Official Pytorch Implementation for “DINO-Tracker: Taming DINO for Self-Supervised Point Tracking in a Single Video”
MIT License
361 stars 39 forks source link

Confidence score for predictions? #10

Closed AtaAtasoy closed 2 months ago

AtaAtasoy commented 3 months ago

Hi, first of all, congrats on your great work!

As far as I know, the visibility/occlusion value is inferred discretely (occluded or not) in model_inference.py with:

def compute_occ_pred_for_qp(self, green_trajectories_qp: torch.tensor, source_trajectories_qp: torch.tensor, traj_cos_sim_qp: torch.tensor, anch_sim_th: float, cos_sim_th: float):
  visible_at_st_frame_qp = traj_cos_sim_qp >= anch_sim_th
  dists_from_source = torch.norm(green_trajectories_qp - source_trajectories_qp[visible_at_st_frame_qp, :].unsqueeze(1), dim=-1)  # dists_from_source (M x T), dists_from_source[anchor_t, source_t] = dist

  anchor_median_errors = torch.median(dists_from_source[:, visible_at_st_frame_qp], dim=0).values  # T_vis
  median_anchor_dist_th = anchor_median_errors.max()  # float
  dists_from_source_anchor_vis = dists_from_source  # (T_vis x T)
  median_dists_from_source_anchor_vis = torch.median(dists_from_source_anchor_vis, dim=0).values  # T
  return ((median_dists_from_source_anchor_vis > median_anchor_dist_th) | (traj_cos_sim_qp < cos_sim_th))

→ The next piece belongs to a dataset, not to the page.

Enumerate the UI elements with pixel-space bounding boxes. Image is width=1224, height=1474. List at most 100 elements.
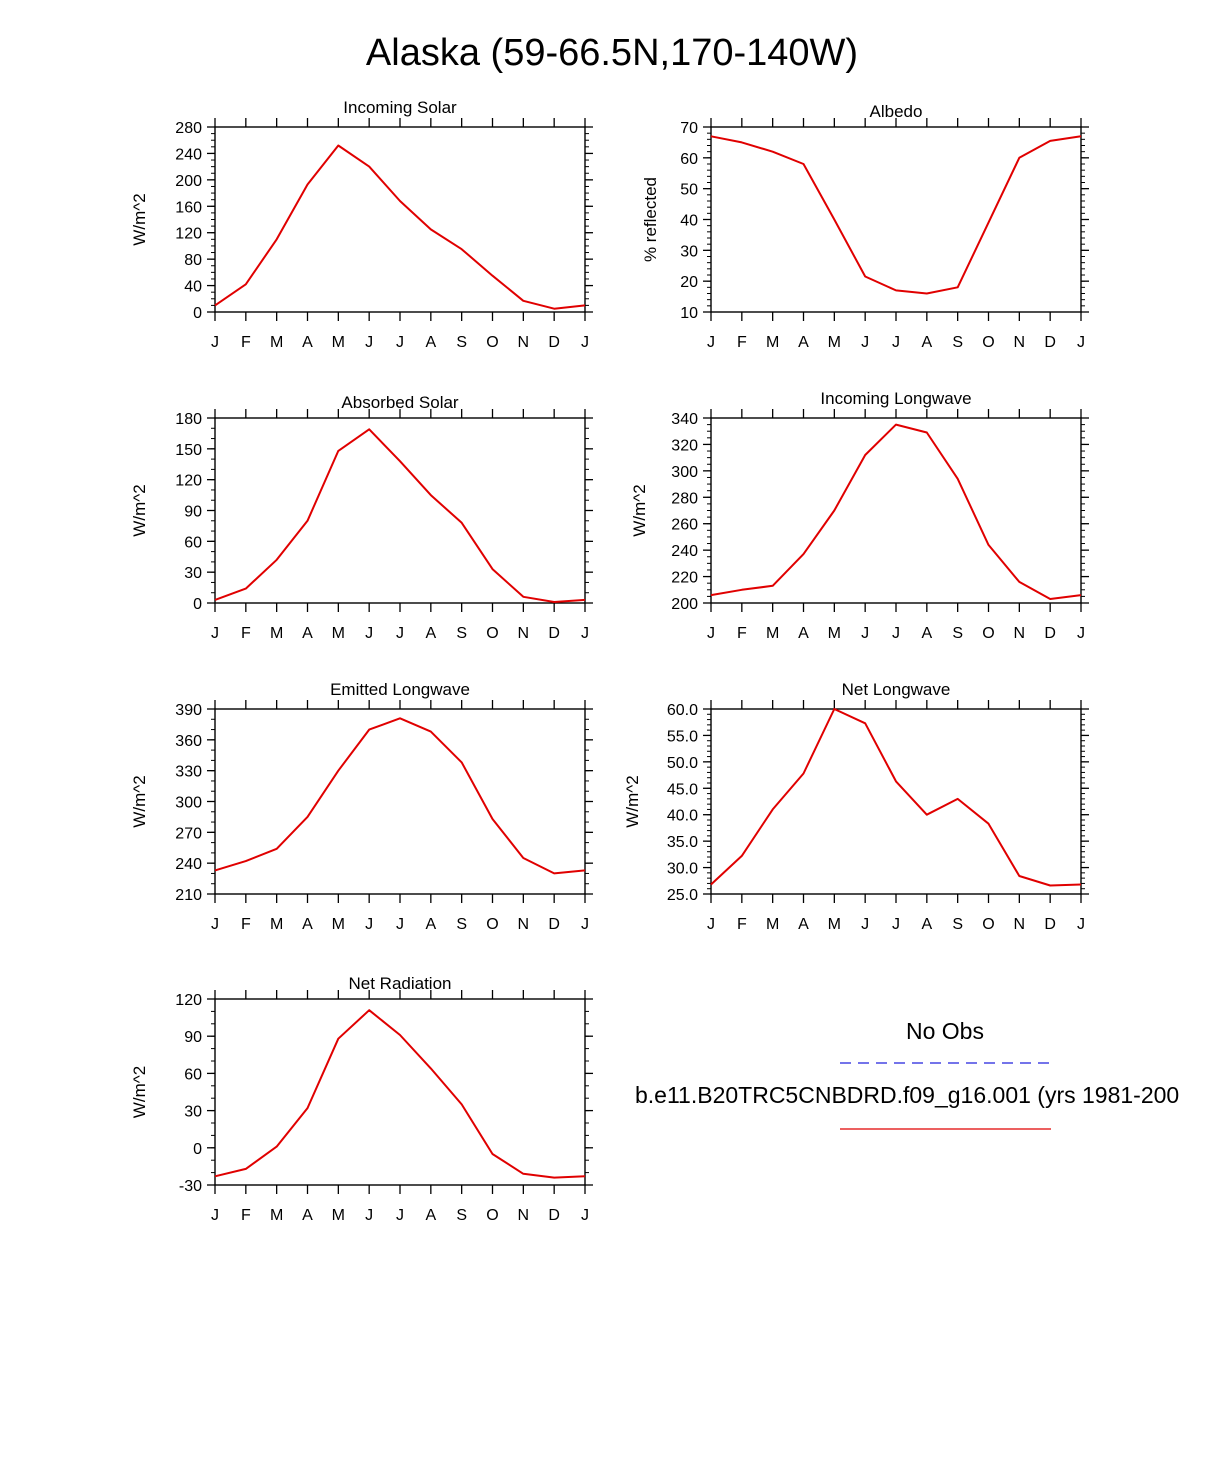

Is there a way to calculate some "confidence" value used in some trackers or detectors? The goal would be to use it as a weight for the tracker's trajectory prediction.

Would it make sense to use a value such as median_dists_from_source_anchor_vis * traj_cos_sim_qp (if not occluded) or perhaps occlusion * cos_sims where cos_sims is the result of compute_trajectory_cos_sims in model_inference.py?

I would appreciate any guidance regarding this issue. Thank you for your time.

tnarek commented 3 months ago

Hi @AtaAtasoy, thanks for your question! Given a query point x_q and a tracked prediction x_t, there are several signals that can indicate the prediction confidence, most of which you already mentioned:

  1. Correlation of refined features sampled at x_q and x_t
  2. The alignment between trajectories originating at x_q and x_t. median_dists_from_source_anchor_vis can serve for this, but you may also consider all of the frames, and not just the anchor frames
  3. The unimodality of the similarity of x_q to the features in frame t, i.e. how confidently does the refined feature of x_q match to the tracked feature x_t.

Let me know if you'll have further questions.

tnarek commented 2 months ago

@AtaAtasoy I'm closing this issue for now. If you'll have further questions, feel free to open it again.